Im dritten Spiel gegen den HV Herzogenbuchsee wollte man sich die reine Weste behalten und als einziges Team gegen HVH keine Punkte abgeben.

In der ersten Halbzeit waren die ersten 20 Minuten sehr eng. Die Zugerinnen waren über das ganze Spiel immer im Vorsprung und es  wurden wenig technische Fehler gemacht. Die Zugerinnen konnten mit einem knappen drei Torevorsprung in die Pause gehen.
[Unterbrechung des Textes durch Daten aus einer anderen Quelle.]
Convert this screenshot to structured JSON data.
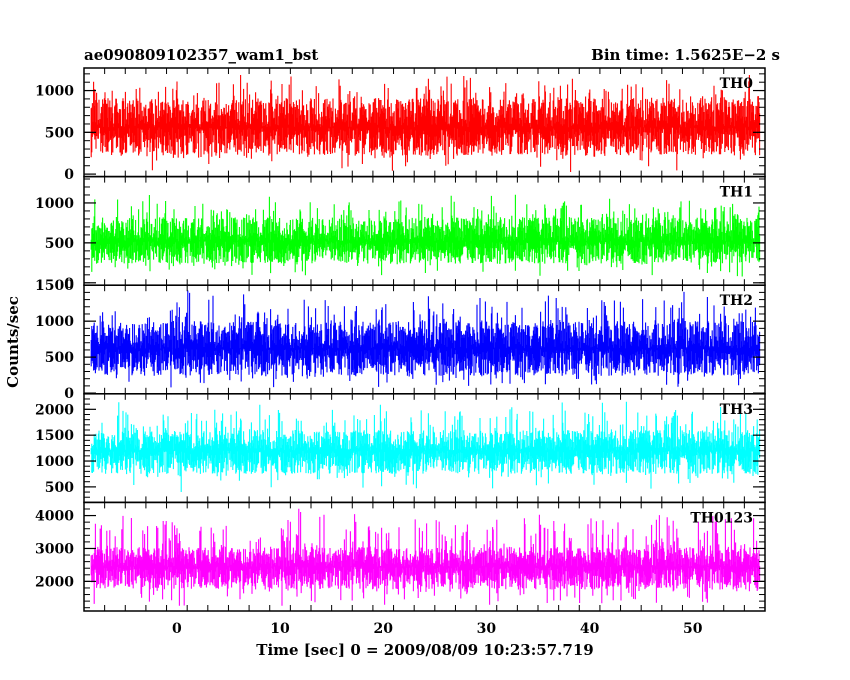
{
  "header": {
    "title": "ae090809102357_wam1_bst",
    "bin_time": "Bin time: 1.5625E−2 s"
  },
  "chart_data": {
    "type": "line",
    "xlabel": "Time [sec] 0 = 2009/08/09 10:23:57.719",
    "ylabel": "Counts/sec",
    "x_range": [
      -8.3,
      56.5
    ],
    "xlim": [
      -9,
      57
    ],
    "x_ticks": [
      0,
      10,
      20,
      30,
      40,
      50
    ],
    "grid": false,
    "panels": [
      {
        "name": "TH0",
        "color": "#ff0000",
        "ylim": [
          -30,
          1270
        ],
        "y_ticks": [
          0,
          500,
          1000
        ],
        "base": 560,
        "upper_spread": [
          350,
          670
        ],
        "lower_spread": [
          340,
          550
        ]
      },
      {
        "name": "TH1",
        "color": "#00ff00",
        "ylim": [
          -30,
          1330
        ],
        "y_ticks": [
          0,
          500,
          1000
        ],
        "base": 520,
        "upper_spread": [
          300,
          620
        ],
        "lower_spread": [
          280,
          480
        ]
      },
      {
        "name": "TH2",
        "color": "#0000ff",
        "ylim": [
          -10,
          1500
        ],
        "y_ticks": [
          0,
          500,
          1000,
          1500
        ],
        "base": 620,
        "upper_spread": [
          380,
          830
        ],
        "lower_spread": [
          380,
          590
        ]
      },
      {
        "name": "TH3",
        "color": "#00ffff",
        "ylim": [
          200,
          2300
        ],
        "y_ticks": [
          500,
          1000,
          1500,
          2000
        ],
        "base": 1200,
        "upper_spread": [
          400,
          1000
        ],
        "lower_spread": [
          450,
          820
        ]
      },
      {
        "name": "TH0123",
        "color": "#ff00ff",
        "ylim": [
          1100,
          4400
        ],
        "y_ticks": [
          2000,
          3000,
          4000
        ],
        "base": 2450,
        "upper_spread": [
          600,
          1800
        ],
        "lower_spread": [
          700,
          1300
        ]
      }
    ]
  }
}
Während diesen 10 Minuten wurde dem Team verdeutlich, wo eine Leistungssteigerung im zweiten Spielabschnitt zu erfolgen hat, damit dieses Spiel nicht bis zum Schluss so eng bleibt. 

In der zweiten Halbzeit gelang es dem Heimteam den Vorsprung mit gekonnten Auslösungen und mit der schnellen Mitte auszubauen. Die Ziele des Trainer-Teams konnten vollends umgesetzt werden. Es gab aber auch in der zweiten Halbzeit einige technische Fehler. Jedoch konnten die Zugerinnen mit einem verdienten Sieg und einem Vorsprung von zehn Toren den Platz verlassen. Der LKZ schlägt somit HV Herzogenbuchsee auch im drtten Spiel klar und deutlich mit 36:26 (18:15).

STAFF Talk

Es ist schon fast etwas beängstigend - 14 Meisterschafts- und 4 Cupspiele ohne Niederlage. Eine unglaubliche Serie mit der Erkenntnis, dass die Ansprüche von Aussen stetig steigen. Es ist einfach zu sagen - dieses Team wird sowieso am Schluss zuoberst stehen, betrachtet man lediglich die Punkte. Doch wie die Spiele zustande kommen, wie sich das Team immer wieder auf neue Situationen einstellt und welche Aufgaben und Anpassungen während eines Spiels zuerst gelöst werden müssen, gehen dabei etwas unter. Es ist definitiv so, dass man sich im ersten Spielabschnitt etwas schwer getan hat. Die Spielweise der Gegnerinnen war aber auch etwas gewöhnungsbedürftig. Wo andere Teams genau daran gescheitert sind, ist der LKZ in der zweiten Halbzeit gewachsen. Aber genau das zeigt auf, wo die Stärken der Spielerinnen liegen - ob es dann am Schluss wirklich reicht ist wieder eine andere Geschichte.